Aberdour Shinty Club (ASC) plays an important role in the local community, providing a safe and social sporting environment for shinty players of all ages and supporters alike.

We create opportunities to  develop skills, maximise potential and widen social circles. Join us to find out more.



Our club is based in the heart of Aberdour village in Fife. We maintain a full size grass Shinty pitch and are surrounded by beautiful scenery. We even have a sandy beach on our doorstep.

We have an open door policy and welcome new players of any age. If you are interested in taking part or coming along to support us, please get in touch.



Primary Kids- Friday 1730-1900

Ladies- Wednesday 1900-2000

Mens- Thursday 2045-2245

U14 / U17- Tuesday 1900-2030




Shinty (Scottish Gaelic: camanachd, iomain) is a team game played with sticks and a ball. Shinty is now played mainly in the Scottish Highlands, and amongst Highland migrants to the big cities of Scotland, but it was formerly more widespread in Scotland, and was even played for a considerable time in England and other areas in the world where Scottish Highlanders migrated.

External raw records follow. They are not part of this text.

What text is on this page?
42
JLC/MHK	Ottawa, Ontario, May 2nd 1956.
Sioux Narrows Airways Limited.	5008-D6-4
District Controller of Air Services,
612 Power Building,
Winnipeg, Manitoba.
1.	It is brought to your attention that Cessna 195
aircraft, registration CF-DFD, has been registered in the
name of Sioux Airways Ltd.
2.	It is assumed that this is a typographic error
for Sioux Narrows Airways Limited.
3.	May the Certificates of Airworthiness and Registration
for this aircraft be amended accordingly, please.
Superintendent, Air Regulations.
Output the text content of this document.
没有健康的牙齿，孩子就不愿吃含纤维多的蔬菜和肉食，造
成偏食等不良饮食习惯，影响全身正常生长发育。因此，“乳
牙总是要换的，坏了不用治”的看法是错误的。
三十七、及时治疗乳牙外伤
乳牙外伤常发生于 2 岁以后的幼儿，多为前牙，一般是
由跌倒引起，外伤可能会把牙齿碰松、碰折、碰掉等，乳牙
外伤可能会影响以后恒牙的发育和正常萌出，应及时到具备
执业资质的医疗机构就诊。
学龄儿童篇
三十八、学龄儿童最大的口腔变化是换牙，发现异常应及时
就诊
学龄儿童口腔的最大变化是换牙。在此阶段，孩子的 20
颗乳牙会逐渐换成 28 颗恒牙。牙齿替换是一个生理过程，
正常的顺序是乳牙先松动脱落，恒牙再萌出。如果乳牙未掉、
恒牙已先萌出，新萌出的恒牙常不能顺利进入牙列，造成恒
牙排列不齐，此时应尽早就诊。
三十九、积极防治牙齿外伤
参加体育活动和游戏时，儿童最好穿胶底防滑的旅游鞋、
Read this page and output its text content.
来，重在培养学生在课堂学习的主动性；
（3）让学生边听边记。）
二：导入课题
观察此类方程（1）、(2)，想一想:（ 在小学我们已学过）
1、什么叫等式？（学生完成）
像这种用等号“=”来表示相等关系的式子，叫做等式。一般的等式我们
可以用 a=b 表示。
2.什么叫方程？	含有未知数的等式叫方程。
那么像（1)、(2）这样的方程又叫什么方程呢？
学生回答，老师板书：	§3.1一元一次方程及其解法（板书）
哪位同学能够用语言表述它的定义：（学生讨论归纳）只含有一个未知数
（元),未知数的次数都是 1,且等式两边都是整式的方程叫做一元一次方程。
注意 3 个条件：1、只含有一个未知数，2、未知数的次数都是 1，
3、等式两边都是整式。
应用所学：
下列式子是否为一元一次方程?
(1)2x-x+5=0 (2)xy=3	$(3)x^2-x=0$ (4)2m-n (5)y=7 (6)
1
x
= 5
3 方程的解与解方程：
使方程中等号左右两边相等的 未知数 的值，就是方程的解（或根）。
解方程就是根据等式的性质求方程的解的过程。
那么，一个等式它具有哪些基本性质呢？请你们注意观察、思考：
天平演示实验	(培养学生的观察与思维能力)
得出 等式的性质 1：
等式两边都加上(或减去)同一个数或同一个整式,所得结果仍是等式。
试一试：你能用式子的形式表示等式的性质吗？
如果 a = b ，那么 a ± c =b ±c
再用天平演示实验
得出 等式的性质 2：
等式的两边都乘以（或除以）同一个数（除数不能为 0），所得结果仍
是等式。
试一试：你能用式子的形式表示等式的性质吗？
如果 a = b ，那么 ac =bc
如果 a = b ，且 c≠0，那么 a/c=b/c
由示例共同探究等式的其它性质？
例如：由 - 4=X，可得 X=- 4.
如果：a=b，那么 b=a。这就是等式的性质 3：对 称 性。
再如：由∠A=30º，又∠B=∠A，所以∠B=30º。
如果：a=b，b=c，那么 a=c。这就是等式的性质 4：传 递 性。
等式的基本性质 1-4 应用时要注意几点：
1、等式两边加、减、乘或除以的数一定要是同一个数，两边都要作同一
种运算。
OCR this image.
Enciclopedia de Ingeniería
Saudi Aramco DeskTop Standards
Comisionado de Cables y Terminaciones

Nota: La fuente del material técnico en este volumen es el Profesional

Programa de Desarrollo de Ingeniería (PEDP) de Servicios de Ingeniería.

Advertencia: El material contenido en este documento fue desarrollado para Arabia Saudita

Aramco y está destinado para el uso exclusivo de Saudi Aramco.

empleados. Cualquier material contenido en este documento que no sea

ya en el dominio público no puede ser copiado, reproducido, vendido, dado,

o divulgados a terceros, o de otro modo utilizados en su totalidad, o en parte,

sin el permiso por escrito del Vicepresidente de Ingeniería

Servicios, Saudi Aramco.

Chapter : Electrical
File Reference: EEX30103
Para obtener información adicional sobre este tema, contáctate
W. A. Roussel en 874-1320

While comparisons are often made with field hockey, the two games have several important differences. In shinty, a player is allowed to play the ball in the air and is allowed to use both sides of the stick, called a caman, which is wooden and slanted on both sides. The stick may also be used to block and to tackle, although a player may not come down on an opponent’s stick, a practice called hacking. Players may also tackle using the body as long as it is shoulder-to-shoulder.

The game was derived from the same root as the Irish game of hurling and the Welsh game of bando, but has developed unique rules and features. These rules are governed by the Camanachd Association. A composite rules shinty–hurling game has been developed, which allows Scotland and Ireland to play annual international matches.